Brief Definition of Acaricides

Acaricides are chemicals used to kill ticks and mites. Ticks belong to an order of the arthropods called Acarina, which also contains the mites; and chemicals used against the latter my be referred as Scabicidal agents or popular with the name of miticides in the USA. Some ticks transmit other diseases such as Lyme disease, typhus, and Rocky Mountain spotted fever, but they may themselves cause local irritation, for instance in scabies caused by itch-mites Sarcoptes scabiei, and sometimes serious skin lesions and more general toxic manifestations, scabicidal drugs are used to kill the mites that cause scabies, in which the female mite tunnels into the top surface of the skin in order to lay eggs, causing severe irritation as she does so.
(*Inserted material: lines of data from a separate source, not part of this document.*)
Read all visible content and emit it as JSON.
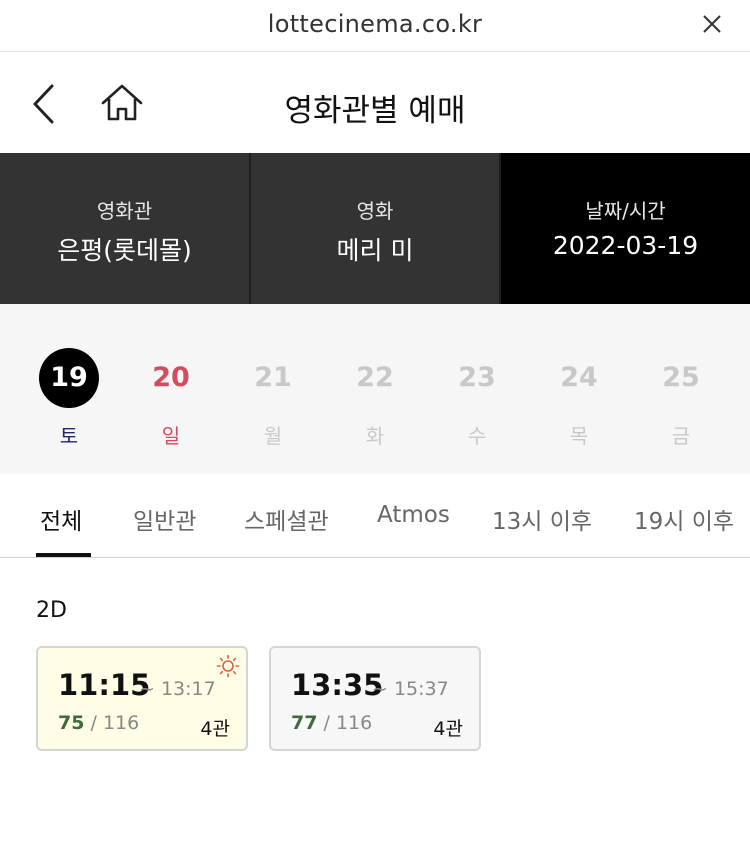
{
  "browser": {
    "url": "lottecinema.co.kr",
    "close_icon": "close-icon"
  },
  "header": {
    "title": "영화관별 예매",
    "back_icon": "chevron-left-icon",
    "home_icon": "home-icon"
  },
  "selector": {
    "theater": {
      "label": "영화관",
      "value": "은평(롯데몰)"
    },
    "movie": {
      "label": "영화",
      "value": "메리 미"
    },
    "datetime": {
      "label": "날짜/시간",
      "value": "2022-03-19"
    }
  },
  "dates": [
    {
      "day": "19",
      "weekday": "토",
      "state": "selected"
    },
    {
      "day": "20",
      "weekday": "일",
      "state": "sunday"
    },
    {
      "day": "21",
      "weekday": "월",
      "state": "disabled"
    },
    {
      "day": "22",
      "weekday": "화",
      "state": "disabled"
    },
    {
      "day": "23",
      "weekday": "수",
      "state": "disabled"
    },
    {
      "day": "24",
      "weekday": "목",
      "state": "disabled"
    },
    {
      "day": "25",
      "weekday": "금",
      "state": "disabled"
    }
  ],
  "tabs": [
    {
      "label": "전체",
      "active": true
    },
    {
      "label": "일반관",
      "active": false
    },
    {
      "label": "스페셜관",
      "active": false
    },
    {
      "label": "Atmos",
      "active": false
    },
    {
      "label": "13시 이후",
      "active": false
    },
    {
      "label": "19시 이후",
      "active": false
    }
  ],
  "format": "2D",
  "showtimes": [
    {
      "start": "11:15",
      "separator": "~",
      "end": "13:17",
      "available": "75",
      "total": "/ 116",
      "hall": "4관",
      "morning": true,
      "icon": "sun-icon"
    },
    {
      "start": "13:35",
      "separator": "~",
      "end": "15:37",
      "available": "77",
      "total": "/ 116",
      "hall": "4관",
      "morning": false
    }
  ],
  "colors": {
    "sunday": "#d24b5e",
    "saturday": "#1d2a6b",
    "seats_available": "#3e6b3e",
    "morning_bg": "#fffde6",
    "morning_icon": "#e0603a"
  }
}
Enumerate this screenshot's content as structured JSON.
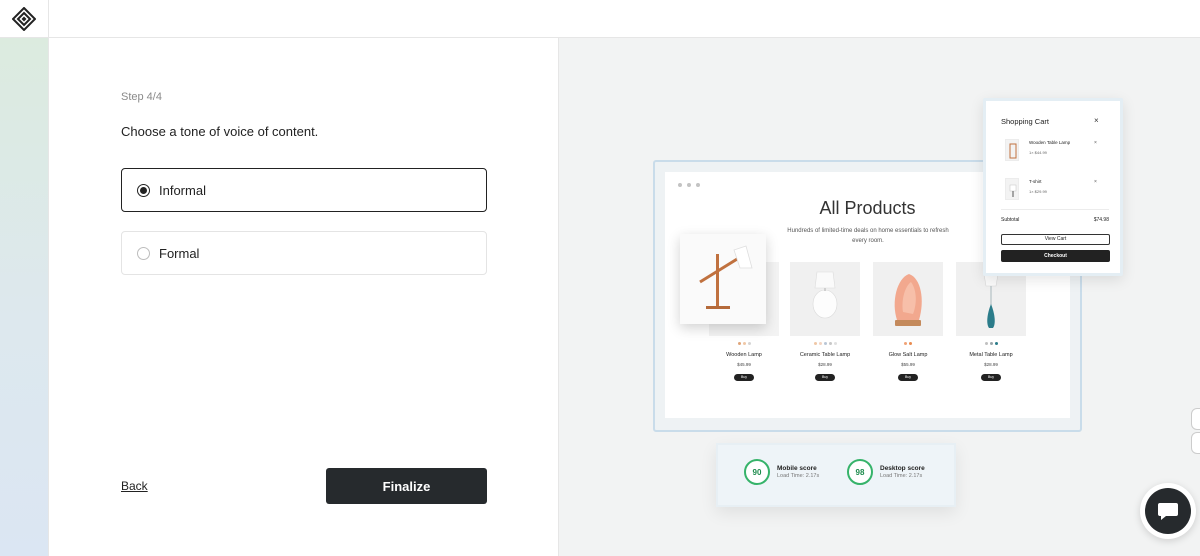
{
  "form": {
    "step": "Step 4/4",
    "question": "Choose a tone of voice of content.",
    "options": [
      {
        "label": "Informal",
        "selected": true
      },
      {
        "label": "Formal",
        "selected": false
      }
    ],
    "back_label": "Back",
    "finalize_label": "Finalize"
  },
  "preview": {
    "page_title": "All Products",
    "page_subtitle": "Hundreds of limited-time deals on home essentials to refresh every room.",
    "products": [
      {
        "name": "Wooden Lamp",
        "price": "$45.99",
        "buy": "Buy"
      },
      {
        "name": "Ceramic Table Lamp",
        "price": "$28.99",
        "buy": "Buy"
      },
      {
        "name": "Glow Salt Lamp",
        "price": "$55.99",
        "buy": "Buy"
      },
      {
        "name": "Metal Table Lamp",
        "price": "$28.99",
        "buy": "Buy"
      }
    ],
    "cart": {
      "title": "Shopping Cart",
      "close": "×",
      "items": [
        {
          "name": "Wooden Table Lamp",
          "price": "1× $44.99",
          "remove": "×"
        },
        {
          "name": "T-shirt",
          "price": "1× $29.99",
          "remove": "×"
        }
      ],
      "subtotal_label": "Subtotal",
      "subtotal_value": "$74.98",
      "view_cart": "View Cart",
      "checkout": "Checkout"
    },
    "scores": [
      {
        "value": "90",
        "label": "Mobile score",
        "load": "Load Time: 2.17s"
      },
      {
        "value": "98",
        "label": "Desktop score",
        "load": "Load Time: 2.17s"
      }
    ]
  },
  "icons": {
    "logo": "diamond-logo-icon",
    "chat": "chat-bubble-icon"
  },
  "colors": {
    "primary_button": "#262a2d",
    "score_ring": "#36b36a",
    "preview_bg": "#f2f3f3"
  }
}
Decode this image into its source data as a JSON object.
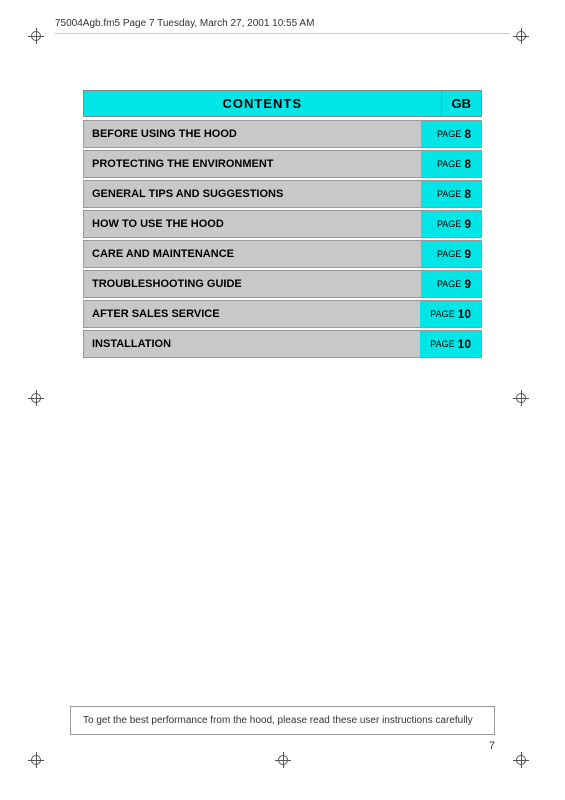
{
  "header": {
    "file_info": "75004Agb.fm5  Page 7  Tuesday, March 27, 2001  10:55 AM"
  },
  "contents": {
    "title": "CONTENTS",
    "gb_label": "GB",
    "rows": [
      {
        "label": "BEFORE USING THE HOOD",
        "page_word": "PAGE",
        "page_num": "8"
      },
      {
        "label": "PROTECTING THE ENVIRONMENT",
        "page_word": "PAGE",
        "page_num": "8"
      },
      {
        "label": "GENERAL TIPS AND SUGGESTIONS",
        "page_word": "PAGE",
        "page_num": "8"
      },
      {
        "label": "HOW TO USE THE HOOD",
        "page_word": "PAGE",
        "page_num": "9"
      },
      {
        "label": "CARE AND MAINTENANCE",
        "page_word": "PAGE",
        "page_num": "9"
      },
      {
        "label": "TROUBLESHOOTING GUIDE",
        "page_word": "PAGE",
        "page_num": "9"
      },
      {
        "label": "AFTER SALES SERVICE",
        "page_word": "PAGE",
        "page_num": "10"
      },
      {
        "label": "INSTALLATION",
        "page_word": "PAGE",
        "page_num": "10"
      }
    ]
  },
  "footer": {
    "note": "To get the best performance from the hood, please read these user instructions carefully"
  },
  "page_number": "7"
}
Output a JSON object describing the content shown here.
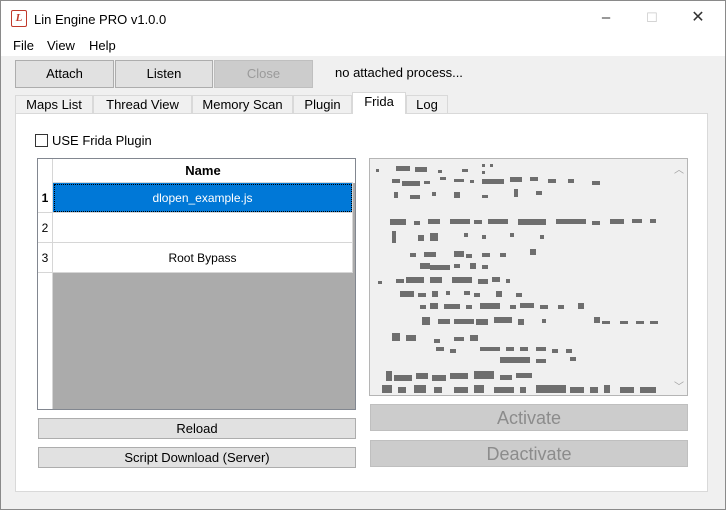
{
  "window": {
    "title": "Lin Engine PRO v1.0.0",
    "icon_letter": "L"
  },
  "window_controls": {
    "minimize": "–",
    "maximize": "☐",
    "close": "✕"
  },
  "menu": {
    "items": [
      "File",
      "View",
      "Help"
    ]
  },
  "toolbar": {
    "attach": "Attach",
    "listen": "Listen",
    "close": "Close",
    "status": "no attached process..."
  },
  "tabs": [
    "Maps List",
    "Thread View",
    "Memory Scan",
    "Plugin",
    "Frida",
    "Log"
  ],
  "active_tab": "Frida",
  "frida": {
    "use_plugin_label": "USE Frida Plugin",
    "use_plugin_checked": false,
    "grid": {
      "column": "Name",
      "rows": [
        {
          "num": "1",
          "name": "dlopen_example.js",
          "selected": true
        },
        {
          "num": "2",
          "name": "",
          "selected": false
        },
        {
          "num": "3",
          "name": "Root Bypass",
          "selected": false
        }
      ]
    },
    "reload_label": "Reload",
    "download_label": "Script Download (Server)",
    "activate_label": "Activate",
    "deactivate_label": "Deactivate"
  },
  "colors": {
    "selection": "#0078d7",
    "logo": "#c0392b"
  }
}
Newly hatched mites, which also cause irritation with their secretions, then pass easily from person to person by direct contact; so every member of an infected household should be treated, and clothing and bedding should also be disinfected. Treatment is usually with local applications of a cream to kill the mites, but some agents can be irritant or have toxic manifestations; further resistance to many of these agents has developed in many ticks and mites. Acaricides that can, or have been used, include the halogenated hydrocarbons such as dieldrin and lindane, organophophorus pyrethroids such as permethrin and phenotrin, and a number of other substances, including benzyl benzoate, crotamiton and monosulfiram. Some of these agents are also used as pediculicidal treatments against lice.